Carl Hulse, The Times’s chief Washington correspondent, added to the aura: “Whether it’s editors or government officials, Jim definitely won’t take no for an answer, but he will certainly give it.” So naturally he’s going to talk tough about Obama, now trying to intimidate him into revealing his sources.

“A lot of people still think this is some kind of game or signal or spin. They don’t want to believe that Obama wants to crack down on the press and whistle-blowers. But he does. He’s the greatest enemy to press freedom in a generation.”

“It’s surreal to be caught up in a news story instead of writing about one,” he said “in his soft voice.” But that’s not exactly true. Reporters mucking around in divulging national secrets of intelligence-gathering know what they could be up against. Certainly, Mr. Basketball Fight did.


Dowd noted that both Obama and his attorney general Eric Holder denounced the Ferguson, Missouri police arresting reporters:

The president and the attorney general both spoke nobly about the First Amendment after two reporters were arrested in Ferguson, Mo., while covering the racial protests in the wake of Michael Brown’s death.

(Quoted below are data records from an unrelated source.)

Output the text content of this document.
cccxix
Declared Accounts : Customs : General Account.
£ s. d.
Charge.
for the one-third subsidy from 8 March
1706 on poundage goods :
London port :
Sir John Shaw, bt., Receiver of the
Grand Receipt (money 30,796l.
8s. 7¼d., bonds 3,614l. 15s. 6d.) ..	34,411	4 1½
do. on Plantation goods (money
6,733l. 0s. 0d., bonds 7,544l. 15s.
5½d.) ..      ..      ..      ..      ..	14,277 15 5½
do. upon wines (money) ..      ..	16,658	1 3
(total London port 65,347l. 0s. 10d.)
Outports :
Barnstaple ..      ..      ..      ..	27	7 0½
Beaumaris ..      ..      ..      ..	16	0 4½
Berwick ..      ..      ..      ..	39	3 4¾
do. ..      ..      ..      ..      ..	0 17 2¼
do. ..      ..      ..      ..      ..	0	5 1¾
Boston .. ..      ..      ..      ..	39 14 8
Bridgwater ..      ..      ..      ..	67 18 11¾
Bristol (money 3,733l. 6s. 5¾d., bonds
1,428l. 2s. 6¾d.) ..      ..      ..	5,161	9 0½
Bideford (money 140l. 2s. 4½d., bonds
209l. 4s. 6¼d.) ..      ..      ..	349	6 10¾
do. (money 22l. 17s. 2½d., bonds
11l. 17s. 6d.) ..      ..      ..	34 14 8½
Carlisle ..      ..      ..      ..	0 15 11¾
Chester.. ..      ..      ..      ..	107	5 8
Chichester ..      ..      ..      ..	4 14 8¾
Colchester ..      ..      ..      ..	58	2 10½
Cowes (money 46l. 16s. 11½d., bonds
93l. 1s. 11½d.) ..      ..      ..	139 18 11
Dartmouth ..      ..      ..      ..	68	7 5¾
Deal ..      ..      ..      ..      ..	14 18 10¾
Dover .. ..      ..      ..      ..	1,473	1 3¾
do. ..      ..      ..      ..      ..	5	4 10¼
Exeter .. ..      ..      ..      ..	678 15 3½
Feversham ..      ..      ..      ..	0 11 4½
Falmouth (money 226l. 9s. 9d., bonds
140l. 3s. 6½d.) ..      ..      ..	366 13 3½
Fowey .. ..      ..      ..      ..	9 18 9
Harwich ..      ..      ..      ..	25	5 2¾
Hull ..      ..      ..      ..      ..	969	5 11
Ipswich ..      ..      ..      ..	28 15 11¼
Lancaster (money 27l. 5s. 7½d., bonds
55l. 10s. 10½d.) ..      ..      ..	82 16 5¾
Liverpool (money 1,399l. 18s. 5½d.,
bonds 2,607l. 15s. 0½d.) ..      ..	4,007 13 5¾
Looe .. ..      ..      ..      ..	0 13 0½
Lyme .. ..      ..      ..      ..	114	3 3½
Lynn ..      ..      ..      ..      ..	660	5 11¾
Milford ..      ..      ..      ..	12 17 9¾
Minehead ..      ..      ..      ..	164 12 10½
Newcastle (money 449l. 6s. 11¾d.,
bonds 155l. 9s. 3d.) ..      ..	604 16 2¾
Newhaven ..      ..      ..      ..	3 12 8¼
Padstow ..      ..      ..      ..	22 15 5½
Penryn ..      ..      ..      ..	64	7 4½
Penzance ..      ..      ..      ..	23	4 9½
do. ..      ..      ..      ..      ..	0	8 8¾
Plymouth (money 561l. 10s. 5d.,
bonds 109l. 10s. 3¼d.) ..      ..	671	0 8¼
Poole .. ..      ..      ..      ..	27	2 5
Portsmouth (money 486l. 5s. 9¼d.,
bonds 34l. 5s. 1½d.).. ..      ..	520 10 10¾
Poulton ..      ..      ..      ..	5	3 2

Obama said that “here, in the United States of America, police should not be bullying or arresting journalists who are just trying to do their jobs and report to the American people on what they see on the ground.”

Holder seconded the sentiment, saying that “journalists must not be harassed or prevented from covering a story that needs to be told.”

So why don’t they back off Risen? It’s hard to fathom how the president who started with the press fluffing his pillows has ended up trying to suffocate the press with those pillows.